With the definition of curiosity from the article, it’s not that surprising? A dynamic “screen” is always more interesting than the static map.
Definition: The definition that OpenAI team used for artificial curiosity was relatively simple: The algorithm would try to predict what its environment would look like one frame into the future. When that next frame happened, the algorithm would be rewarded by how wrong it was. The idea is that if the algorithm could predict what would happen in the environment, it had seen it before.
There's clearly a sweet spot in the amount of entropy/unpredictability that is "interesting". Otherwise observing white noise would be the most interesting thing imaginable.
I don't know the details, but probably you would want to seek unpredictability in a higher level representation of the observed state. White noise is highly unpredictable per pixel, but will get a very predictable representation after a layer or two of featurization if the features are trained/designed for real world observations.
I think there's a gap between the human version of curiosity and the AI version. A machine can be told that something is interesting, where humans need to innately find something interesting or spend a long time sort of learning to find something interesting.

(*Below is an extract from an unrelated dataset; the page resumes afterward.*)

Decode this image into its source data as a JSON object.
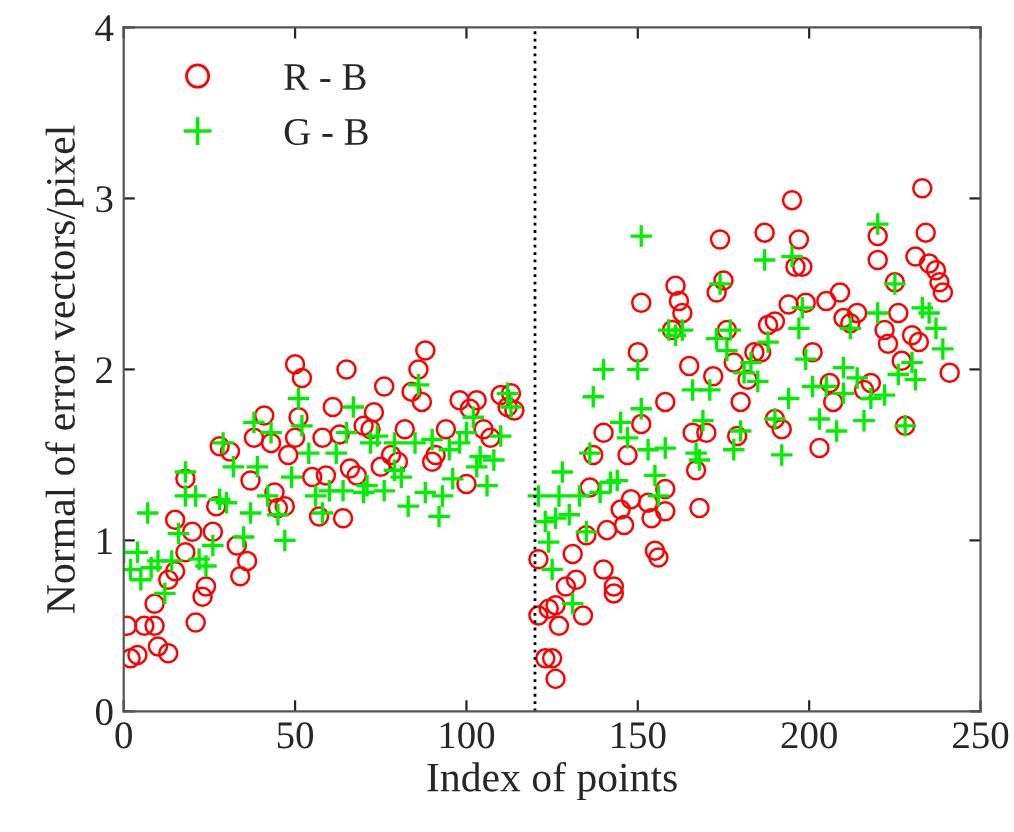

> White noise is highly unpredictable per pixel, but will get a very predictable representation after a layer or two of featurization if the features are trained/designed for real world observations.
Virtually anything that cannot be predicted is interesting by nature of being unpredictable. Is it truly random? How, or why? True randomness is rare, and its existence is interesting.
TV static is uninteresting because it isn't actually random, it's just too onerous to get the measurements to predict it for the value we would get. It's part of the large class of things that is random for practical purposes, but not truly random. I have no doubt that if humanity dumped all its resources into predicting static, NASA could measure inbound radio waves and/or model space to figure out what static would look like at a particular spot.
Notably, humans find the cause of static (partially various waves from space) fascinating because we can't predict them. We've just placed our interest down a layer of abstraction from static. Static is boring, the source of static is interesting.
I suspect it is truly random to the AI, though, because it has no means to "see" those radio waves. I would wager humans would be far more interested in static if we were also unable to see the causality between radio waves and static.
I would be interested to see if the AI was as interested in static if it was also provided a real-time feed of radio waves at the antenna. Would it figure out that those things are correlated and lose interest in static like humans have, or would it continue to find static fascinating despite knowing it's a basic causality?
> A machine can be told that something is interesting, where humans need to innately find something interesting or spend a long time sort of learning to find something interesting.
Humans seem to be the same way. Lots of people learn something because it pays well.
It's possible that white noise is interesting to look at but it simply overloads our feeble human brains. If you could zoom in, slow down, and blur the white noise to make it a slowly changing gradient I bet it would be somewhat engaging.
> OpenAI researcher Harri Edwards tells Quartz that the idea for letting the AI agent flip through channels came from a thought experiment called the noisy-TV problem. The static on a TV is immensely random, so a curious AI agent could never truly predict what would happen next, and get drawn into watching the TV forever. In the real world, you could think of it as something completely random, like the way light shimmers off a waterfall.
The headline is really just inappropriate anthropomorphization.
The article seems pretty incoherent. It's not clear if the AI was watching static or actual TV content. If it's static, then why bother flipping through channels?
Perhaps it should use prediction error on some higher level of embedding, that way boring changes like static would be treated similarly but genuinely novel things would be treated higher.
To me the real question is if humans are really much more complicated. We evolved running around on the plains without TV or drugs or electric guitars or virtual worlds. How long until we completely crack our definition?
That's not curiosity, that's trying to get a reward through randomness. Loot boxes are like being hungry, going to your kitchen, and picking 3 random ingredients to combine. The mayonnaise, raw onion, and ice cube soup is not so good. So you try again. Eventually you land on cooked spaghetti, butter, and cheese. This encourages you to keep trying.
Curiosity is more like scrolling on social media. You know there have been interesting things there before, so you keep looking for more interesting things.
Definition: The definition that OpenAI team used for artificial curiosity was relatively simple: The algorithm would try to predict what its environment would look like one frame into the future. When that next frame happened, the algorithm would be rewarded by how wrong it was. The idea is that if the algorithm could predict what would happen in the environment, it had seen it before.